For fairly obvious reasons, such preemptive mass detention would be gravely unjust. It would also actually undermine crime-fighting efforts by diverting resources from more effective strategies. And that is even more true for mass detention policies that target undocumented immigrants, who have significantly lower violent crime rates than native-born citizens.

Elsewhere, I have argued that migrants who commit crimes should get the same punishment as natives, not the more severe additional punishment of deportation. Governments can and should severely punish people who commit crimes of violence and theft.  But no one should get extra punishment merely because of an arbitrary circumstance of birth. That position is one of my more unpopular views. But even if you don't accept it anything likely fully, you should at least consider whether it's just to have preemptive mass detention of undocumented migrants arrested or charged for very minor crimes - even in cases where the evidence against them is weak and the underlying crime would not normally result in a prison sentence upon conviction.

The LRA also includes a provision unrelated to any kind of violent crime or even theft, that gives state attorneys general standing to challenge in federal court any supposed violation of the requirement  "that parole [for immigrants] solely be granted on a case-by-case basis and solely for urgent humanitarian reasons or a significant public benefit," so long  as the state or its residents suffer any "harm" as a result, "including financial harm in excess of $100."  There is a similar provision giving state AGs standing to challenge grants of other types of visas.

The goal of this provision is to make it easier for states to challenge federal programs that grant visas or parole (temporary legal entry, employment, and residency in the US), such as the Biden Administration CHNV program for people fleeing horrific violence and oppression in four Latin American nations (including three ruled by brutal socialist dictatorships). Last year, a conservative federal judge ruled against a lawsuit brought against the program by a coalition of red states, on the ground that the latter lacked standing due to not having suffered the requisite "harm" because of the program.

The LRA would make it much easier to get such standing. The requirement of $100 in financial harm can almost always be met, especially since the statute doesn't require a showing of net harmful effects. If a parole or visa program cost the state or one of its residents $101 on one occasion, that's enough, even if the state and its private sector actually derived large net benefits from the program, such as increased tax revenue and economic growth.

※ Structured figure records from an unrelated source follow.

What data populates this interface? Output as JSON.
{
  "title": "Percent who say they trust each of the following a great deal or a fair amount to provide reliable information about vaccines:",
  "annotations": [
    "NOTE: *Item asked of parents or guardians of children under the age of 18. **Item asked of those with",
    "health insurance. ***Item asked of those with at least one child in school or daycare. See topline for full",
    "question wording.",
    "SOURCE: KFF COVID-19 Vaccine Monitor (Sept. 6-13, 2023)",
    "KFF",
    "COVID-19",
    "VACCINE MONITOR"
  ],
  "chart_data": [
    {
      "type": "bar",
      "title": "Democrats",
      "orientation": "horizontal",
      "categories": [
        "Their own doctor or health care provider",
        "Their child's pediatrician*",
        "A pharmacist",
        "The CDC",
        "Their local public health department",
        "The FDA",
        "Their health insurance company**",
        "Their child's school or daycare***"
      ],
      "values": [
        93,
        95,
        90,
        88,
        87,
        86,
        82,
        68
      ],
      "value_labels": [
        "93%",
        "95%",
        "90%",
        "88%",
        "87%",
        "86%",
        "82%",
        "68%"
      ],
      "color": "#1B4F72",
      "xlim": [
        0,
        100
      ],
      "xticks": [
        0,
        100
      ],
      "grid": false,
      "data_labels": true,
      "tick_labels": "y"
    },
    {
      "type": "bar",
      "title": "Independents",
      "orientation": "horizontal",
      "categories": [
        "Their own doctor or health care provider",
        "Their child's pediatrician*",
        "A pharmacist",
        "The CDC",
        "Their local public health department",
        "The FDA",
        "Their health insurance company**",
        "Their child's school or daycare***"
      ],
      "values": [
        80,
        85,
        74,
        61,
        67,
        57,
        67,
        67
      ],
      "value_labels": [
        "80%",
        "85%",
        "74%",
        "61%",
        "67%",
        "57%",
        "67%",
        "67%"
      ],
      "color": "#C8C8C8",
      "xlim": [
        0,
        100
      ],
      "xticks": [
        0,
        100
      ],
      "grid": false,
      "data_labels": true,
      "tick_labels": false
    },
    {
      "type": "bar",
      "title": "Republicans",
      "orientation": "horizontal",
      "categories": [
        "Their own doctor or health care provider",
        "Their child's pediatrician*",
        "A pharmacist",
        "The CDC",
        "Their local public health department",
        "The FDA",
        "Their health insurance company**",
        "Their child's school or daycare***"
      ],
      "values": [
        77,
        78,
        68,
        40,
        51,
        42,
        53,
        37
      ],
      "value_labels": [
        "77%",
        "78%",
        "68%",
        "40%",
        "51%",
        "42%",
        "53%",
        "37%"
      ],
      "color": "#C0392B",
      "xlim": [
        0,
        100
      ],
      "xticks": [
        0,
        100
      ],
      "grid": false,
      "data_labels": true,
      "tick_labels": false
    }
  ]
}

As a longtime critic of restrictive standing rules (at least as a constitutional matter), I am actually somewhat ambivalent about this provision. But, on balance, I oppose asymmetrical reduction in standing requirements that makes it easier for states to challenge federal policies that make legal migration easier, but not those that aim for the opposite effect. If we are going to reduce state standing requirements for challenges to immigration policies, we should at least do it for both sides.

It is possible that courts will strike down the standing provisions of the LRA. The Supreme Court has ruled (wrongly in my view) that "harm" and other standing requirements are constitutional rules that cannot be overridden by statute. If federal judges conclude that the LRA state standing rule lowers standing requirements below constitutional minimums (as defined by the courts), it might be invalidated.

Standing doctrine is vague and fuzzy enough that I'm honestly not sure what will happen if this issue gets to court. In recent years, the Supreme Court has been relatively restrictive on state standing, including in immigration cases. But the relevant precedent is far from a model of clarity.

In sum, the Laken Riley Act is unjust and likely to undermine efforts to combat serious crime. It also includes Trojan horse provisions intended to make it easier for state governments to pursue lawsuits to block various types of legal migration.